Not far from the tobacco field was an ancient apple orchard that looked like something out of a wicked fairy tale. Walking through its darkly gnarled wood was a rite-of-passage experience for anyone under the age of twelve. To this day memories of Canton road, where I grew up, float across my senses.  I envision its tar paved darkness as it crosses over Salmon Brook, cuts through McLean’s game preserve, wanders by weird old Stewart Duncan’s farm, and the said-to-be-haunted Sperry colonial homestead. Canton Road weaves it way over-laying the swell of land occupied for ten thousand years by the indigenous people like the Massaco Indians who were a part of the Algonquian tribes. Evidence of their habitation is still visible by those who know what to look for.

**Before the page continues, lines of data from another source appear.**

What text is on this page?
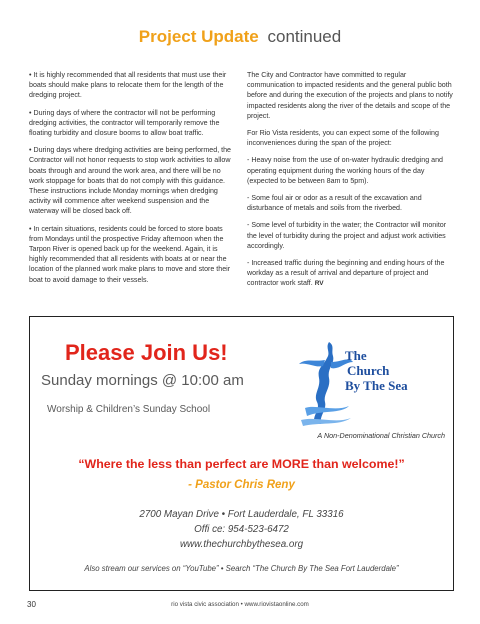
Project Update continued

• It is highly recommended that all residents that must use their boats should make plans to relocate them for the length of the dredging project.

• During days of where the contractor will not be performing dredging activities, the contractor will temporarily remove the floating turbidity and closure booms to allow boat traffic.

• During days where dredging activities are being performed, the Contractor will not honor requests to stop work activities to allow boats through and around the work area, and there will be no work stoppage for boats that do not comply with this guidance. These instructions include Monday mornings when dredging activity will commence after weekend suspension and the waterway will be closed back off.

• In certain situations, residents could be forced to store boats from Mondays until the prospective Friday afternoon when the Tarpon River is opened back up for the weekend. Again, it is highly recommended that all residents with boats at or near the location of the planned work make plans to move and store their boat to avoid damage to their vessels.

The City and Contractor have committed to regular communication to impacted residents and the general public both before and during the execution of the projects and plans to notify impacted residents along the river of the details and scope of the project.

For Rio Vista residents, you can expect some of the following inconveniences during the span of the project:

- Heavy noise from the use of on-water hydraulic dredging and operating equipment during the working hours of the day (expected to be between 8am to 5pm).

- Some foul air or odor as a result of the excavation and disturbance of metals and soils from the riverbed.

- Some level of turbidity in the water; the Contractor will monitor the level of turbidity during the project and adjust work activities accordingly.

- Increased traffic during the beginning and ending hours of the workday as a result of arrival and departure of project and contractor work staff. RV

Please Join Us!
Sunday mornings @ 10:00 am
Worship & Children’s Sunday School
The
Church
By The Sea
A Non-Denominational Christian Church
“Where the less than perfect are MORE than welcome!”
- Pastor Chris Reny
2700 Mayan Drive • Fort Lauderdale, FL 33316
Offi ce: 954-523-6472
www.thechurchbythesea.org
Also stream our services on “YouTube” • Search “The Church By The Sea Fort Lauderdale”
30	rio vista civic association • www.riovistaonline.com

Spirit Pond is one of those places. There are sightings by the locals of ghost warriors that still drink the dark cold waters of Spirit Pond and are not as rare as one would like to believe. Spirit Pond is a large spring fed body of water surrounded by tall reeds and weeping willows. Its dark cold water and deep recesses still hold untold secrets as well as the body of Minnie Brogan. My rather strange cousin Garrett was drawn to the story of Minnie Brogan and I followed suit. Young Minnie Brogan lived in a small dwelling at the edge of Spirit Pond in 1680 not far from our home in the Salmon Brook Settlement.  She was said to have met with a ghastly end. It is a haunting legend of sorts and the story appears in the town’s tourist pamphlets as a way of advertising its colonial history to visitors.

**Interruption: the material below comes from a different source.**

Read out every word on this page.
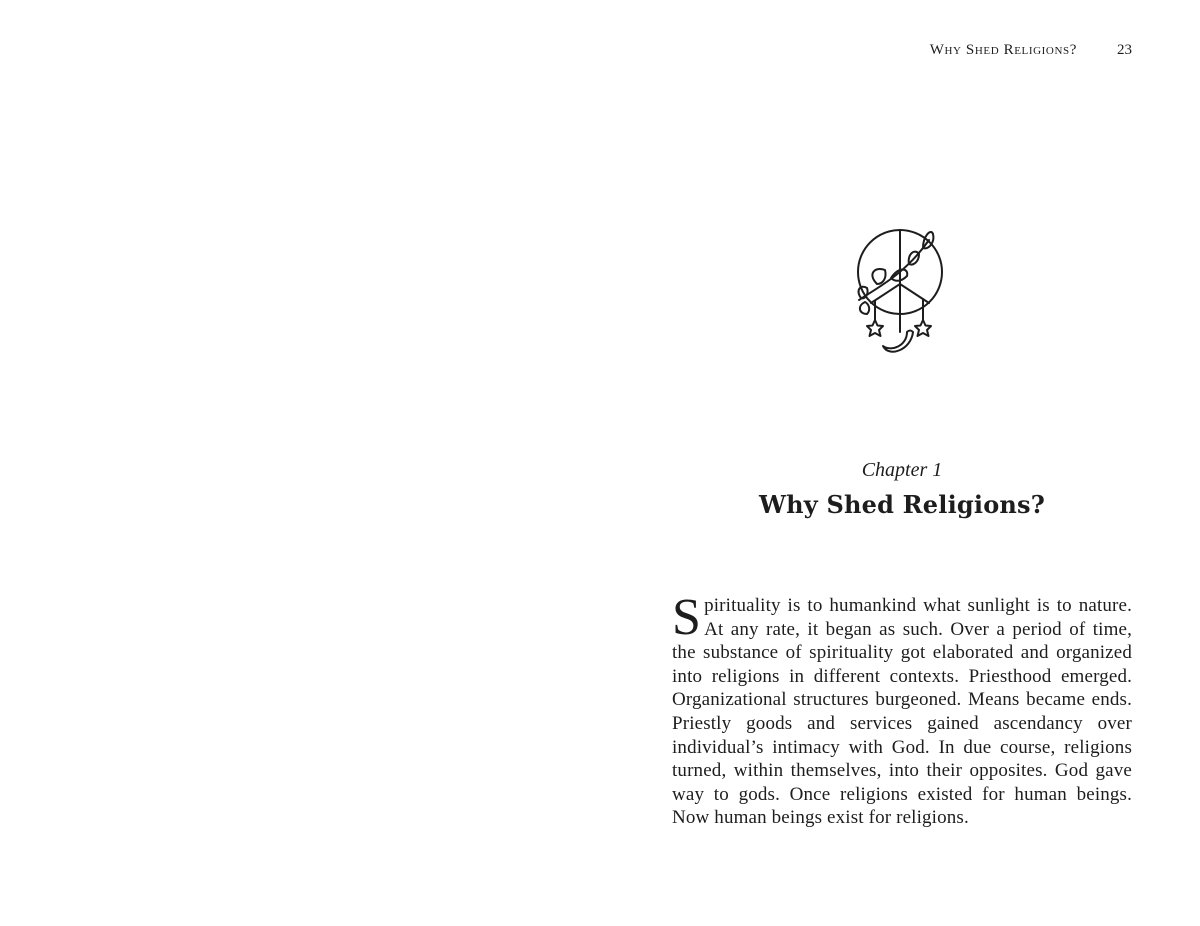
Why Shed Religions?	23
Chapter 1
Why Shed Religions?

Spirituality is to humankind what sunlight is to nature. At any rate, it began as such. Over a period of time, the substance of spirituality got elaborated and organized into religions in different contexts. Priesthood emerged. Organizational structures burgeoned. Means became ends. Priestly goods and services gained ascendancy over individual’s intimacy with God. In due course, religions turned, within themselves, into their opposites. God gave way to gods. Once religions existed for human beings. Now human beings exist for religions.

It was said that young Minnie Brogan lived a solitary existence in her meager dwelling on the edge of Spirit Pond and tended a few chickens and a vegetable garden. She also grew medicinal herbs. In colonial times, a female living alone who also concocted remedies was sure to raise suspicions of witchcraft. Yet, Garrett and I doubted this explanation and we would often sit by the edge of Spirit Pond trying to envision that long ago crime. Minnie Brogan was dragged from her thatched hut. She was bound by her hands and feet and thrown into the spring fed pond. We wondered how scared she must have been as she slowly sank into Spirit Pond’s cold dark waters. I personally believe there was more to it than just medicinal herbs. Minnie was young, alone, and was said to be hauntingly beautiful. She was accused of conjugating with evil forces. As a six grader, I had no idea someone could actually be murdered for not knowing how to conjugate a verb (although there were times I was sure by teacher at thought of it).

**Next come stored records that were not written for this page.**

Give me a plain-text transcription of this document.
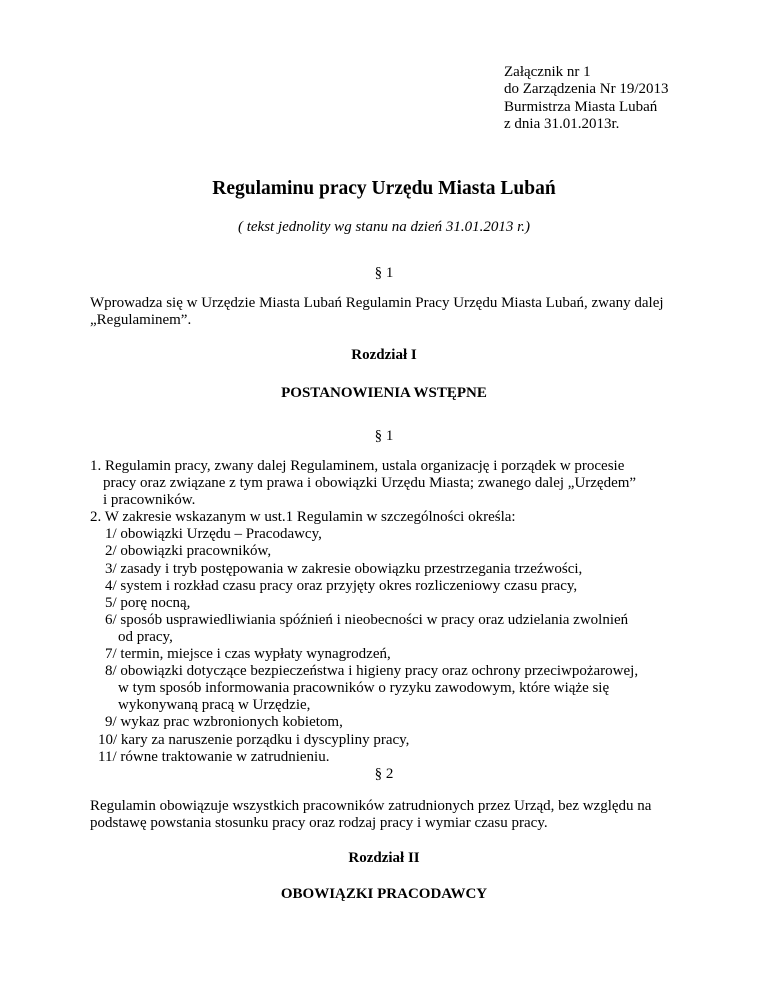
Załącznik nr 1
do Zarządzenia Nr 19/2013
Burmistrza Miasta Lubań
z dnia 31.01.2013r.
Regulaminu pracy Urzędu Miasta Lubań
( tekst jednolity wg stanu na dzień 31.01.2013 r.)
§ 1
Wprowadza się w Urzędzie Miasta Lubań Regulamin Pracy Urzędu Miasta Lubań, zwany dalej
„Regulaminem”.
Rozdział I
POSTANOWIENIA WSTĘPNE
§ 1
1. Regulamin pracy, zwany dalej Regulaminem, ustala organizację i porządek w procesie
pracy oraz związane z tym prawa i obowiązki Urzędu Miasta; zwanego dalej „Urzędem”
i pracowników.
2. W zakresie wskazanym w ust.1 Regulamin w szczególności określa:
1/ obowiązki Urzędu – Pracodawcy,
2/ obowiązki pracowników,
3/ zasady i tryb postępowania w zakresie obowiązku przestrzegania trzeźwości,
4/ system i rozkład czasu pracy oraz przyjęty okres rozliczeniowy czasu pracy,
5/ porę nocną,
6/ sposób usprawiedliwiania spóźnień i nieobecności w pracy oraz udzielania zwolnień
od pracy,
7/ termin, miejsce i czas wypłaty wynagrodzeń,
8/ obowiązki dotyczące bezpieczeństwa i higieny pracy oraz ochrony przeciwpożarowej,
w tym sposób informowania pracowników o ryzyku zawodowym, które wiąże się
wykonywaną pracą w Urzędzie,
9/ wykaz prac wzbronionych kobietom,
10/ kary za naruszenie porządku i dyscypliny pracy,
11/ równe traktowanie w zatrudnieniu.
§ 2
Regulamin obowiązuje wszystkich pracowników zatrudnionych przez Urząd, bez względu na
podstawę powstania stosunku pracy oraz rodzaj pracy i wymiar czasu pracy.
Rozdział II
OBOWIĄZKI PRACODAWCY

So, it was in winter when Spirit Pond was frozen-over that Garrett and I would go ice skating and just as often we would look to see if Minnie Brogan’s ghostly apparition would rise up from the ice. Although we never actually saw her ghostly-self rise from the pond, we imagined what she would look like if she did. I wonder about Minnie Brogan’s secret hopes and dreams that vanished into the dark cold waters of Spirit Pond one nefarious moonless night long ago. Sometimes I even imagine I can feel her presence as I dip by fingers into the waters of Spirit Pond. It is though the earth remembers her and still holds her secret longings. I, too, will always remember Minnie Brogan.